«Changer: méthode»: Édouard Louis, la métamorphose

En racontant la misère économique, morale et culturelle dans laquelle il avait grandi, il avait su transformer sa propre enfance amochée en un immense succès de librairie. En 2014, En finir avec Eddy Bellegueule (Seuil) a eu l’effet d’une seconde naissance pour le jeune homme de 21 ans, originaire d’un petit village du nord de la France.
Changer : méthode, le nouveau livre d’Édouard Louis et son cinquième récit autobiographique, permet de mesurer l’étendue du chemin parcouru. De la Picardie en passant par les beaux quartiers de Paris et jusqu’au bout du monde. Tout ce qu’il a construit et gagné, tout ce qu’il a laissé derrière lui : une ville et un nom, des amitiés fortes, sa naïveté de Rastignac assoiffé de revanche sociale et l’« impression d’avoir trop vécu ».
« À un peu plus de vingt ans, écrit-il, j’avais changé de nom devant un tribunal, changé de prénom, transformé mon visage, redessiné la structure de mon implantation capillaire, subi plusieurs opérations, réinventé ma manière de bouger, de marcher, de parler, fait disparaître l’accent du Nord de mon enfance. »
Comme son titre l’indique, Changer : méthode est un récit d’apprentissage, de métamorphose, et parfois même de ventriloquie. Édouard Louis y remonte minutieusement le temps, depuis ses années de collège jusqu’à la publication de son premier livre.
À 28 ans, la trajectoire de l’écrivain est déjà marquée de ruptures importantes. Parti étudier à Amiens à l’âge de 14 ans, il découvre le théâtre, première porte de sortie. « Je voulais que le théâtre me sauve de la pauvreté, de la violence, du village. » Au contact d’une amie éprise de culture, Elena, dont la famille l’avait presque adopté, il modifie son vocabulaire, son accent, sa façon de s’habiller. Il découvre grâce à elle les livres et la littérature, aborde aussi avec elle sans détour la question de son homosexualité.
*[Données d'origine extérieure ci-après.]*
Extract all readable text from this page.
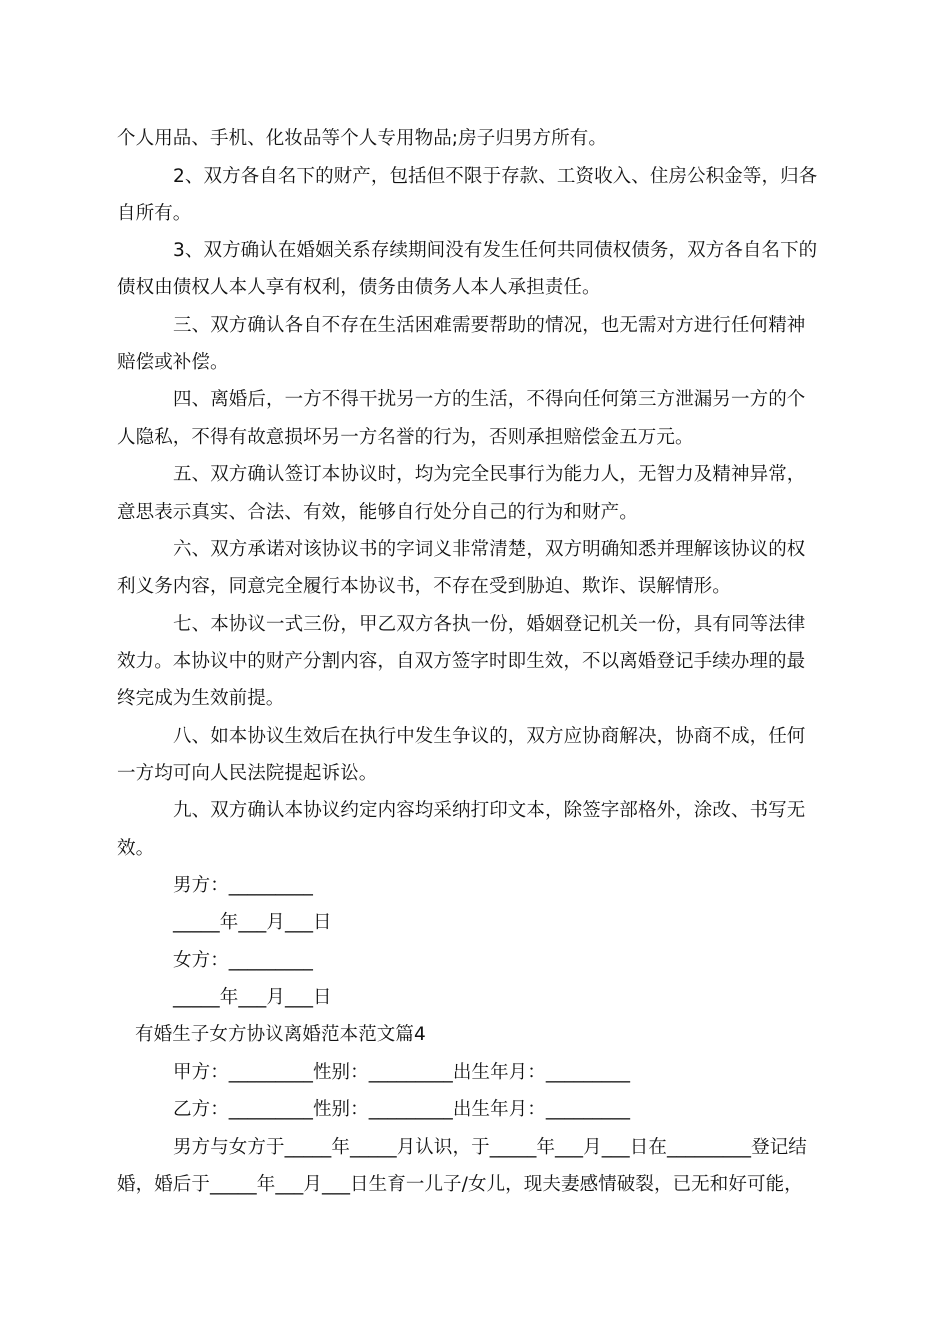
个人用品、手机、化妆品等个人专用物品;房子归男方所有。
2、双方各自名下的财产，包括但不限于存款、工资收入、住房公积金等，归各
自所有。
3、双方确认在婚姻关系存续期间没有发生任何共同债权债务，双方各自名下的
债权由债权人本人享有权利，债务由债务人本人承担责任。
三、双方确认各自不存在生活困难需要帮助的情况，也无需对方进行任何精神
赔偿或补偿。
四、离婚后，一方不得干扰另一方的生活，不得向任何第三方泄漏另一方的个
人隐私，不得有故意损坏另一方名誉的行为，否则承担赔偿金五万元。
五、双方确认签订本协议时，均为完全民事行为能力人，无智力及精神异常，
意思表示真实、合法、有效，能够自行处分自己的行为和财产。
六、双方承诺对该协议书的字词义非常清楚，双方明确知悉并理解该协议的权
利义务内容，同意完全履行本协议书，不存在受到胁迫、欺诈、误解情形。
七、本协议一式三份，甲乙双方各执一份，婚姻登记机关一份，具有同等法律
效力。本协议中的财产分割内容，自双方签字时即生效，不以离婚登记手续办理的最
终完成为生效前提。
八、如本协议生效后在执行中发生争议的，双方应协商解决，协商不成，任何
一方均可向人民法院提起诉讼。
九、双方确认本协议约定内容均采纳打印文本，除签字部格外，涂改、书写无
效。
男方：_________
_____年___月___日
女方：_________
_____年___月___日
有婚生子女方协议离婚范本范文篇4
甲方：_________性别：_________出生年月：_________
乙方：_________性别：_________出生年月：_________
男方与女方于_____年_____月认识，于_____年___月___日在_________登记结
婚，婚后于_____年___月___日生育一儿子/女儿，现夫妻感情破裂，已无和好可能，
Plus tard, la rencontre avec Didier Eribon, l’auteur de Retour à Reims (Fayard, 2009), qui donnait un séminaire à l’Université d’Amiens, sera elle aussi déterminante. Leurs parcours se ressemblaient. « À travers Didier, j’avais pris conscience du fait que mes diplômes à l’Université d’Amiens n’étaient pas suffisants pour me sauver. » En finir avec Eddy Bellegueule lui sera dédié.
Devenir quelqu’un
À Paris, où il va désormais passer tous ses week-ends, Édouard Louis rencontrait des gens qui avaient des vies qu’il n’aurait jamais pu imaginer, qui le faisaient rêver. « Entre mon désir physique et mon désir social il n’y avait pas de différence », nous raconte-t-il. Rapidement, son obsession sera d’intégrer la prestigieuse École normale supérieure de la rue d’Ulm. Bien conseillé par ses nouveaux amis, il y sera admis grâce à un concours parallèle et pourra s’installer à Paris à 18 ans. « Je ne savais pas encore qu’une fois entré dans cette école, elle n’aurait plus aucune importance pour moi. »
Avec ce qui ressemble à une étonnante franchise, Édouard Louis raconte son « parcours fracassé et aléatoire », où pointe souvent un peu de culpabilité envers tous ceux qu’il a « abandonnés », à commencer par Elena, cette ancienne amie à qui il s’adresse par moments en tentant de se justifier.
Il raconte aussi comment il a été gardien d’immeuble, guichetier ou libraire. Comment il s’est même parfois prostitué pour pouvoir payer ses traitements d’orthodontie. À ses yeux, c’était le travail qui lui semblait « le moins éprouvant et le moins humiliant, le moins aliénant, moins en tout cas que de travailler comme serveur ou comme plongeur dans un restaurant pour un salaire misérable ».
Armé d’une volonté presque désespérée de s’en sortir, d’être « sauvé », d’échapper à sa condition, avec aussi un certain recul critique, il n’élude rien de ses efforts pour effacer les traces du passé et devenir quelqu’un — c’est-à-dire quelqu’un d’autre.
Édouard Louis, « transfuge declasse », va plus tard investir le même acharnement dans la « remise en cause de la violence du monde ». Après avoir écrit avant tout pour se sauver et pour exister (il y est arrivé), l’auteur d’Histoire de la violence (Seuil, 2016) poursuit depuis un projet littéraire hybride, entre militantisme et récit de soi, qui consiste, explique-t-il, à « écrire des livres qui soient des armes pour les autres ».
Tragiquement lucide, d’une certaine façon, Édouard Louis n’ignore pas que ses mutations successives sont peut-être aussi la marque d’une éternelle insatisfaction. Un désir insatiable derrière lequel se cache, peut-être, l’impossibilité même du bonheur.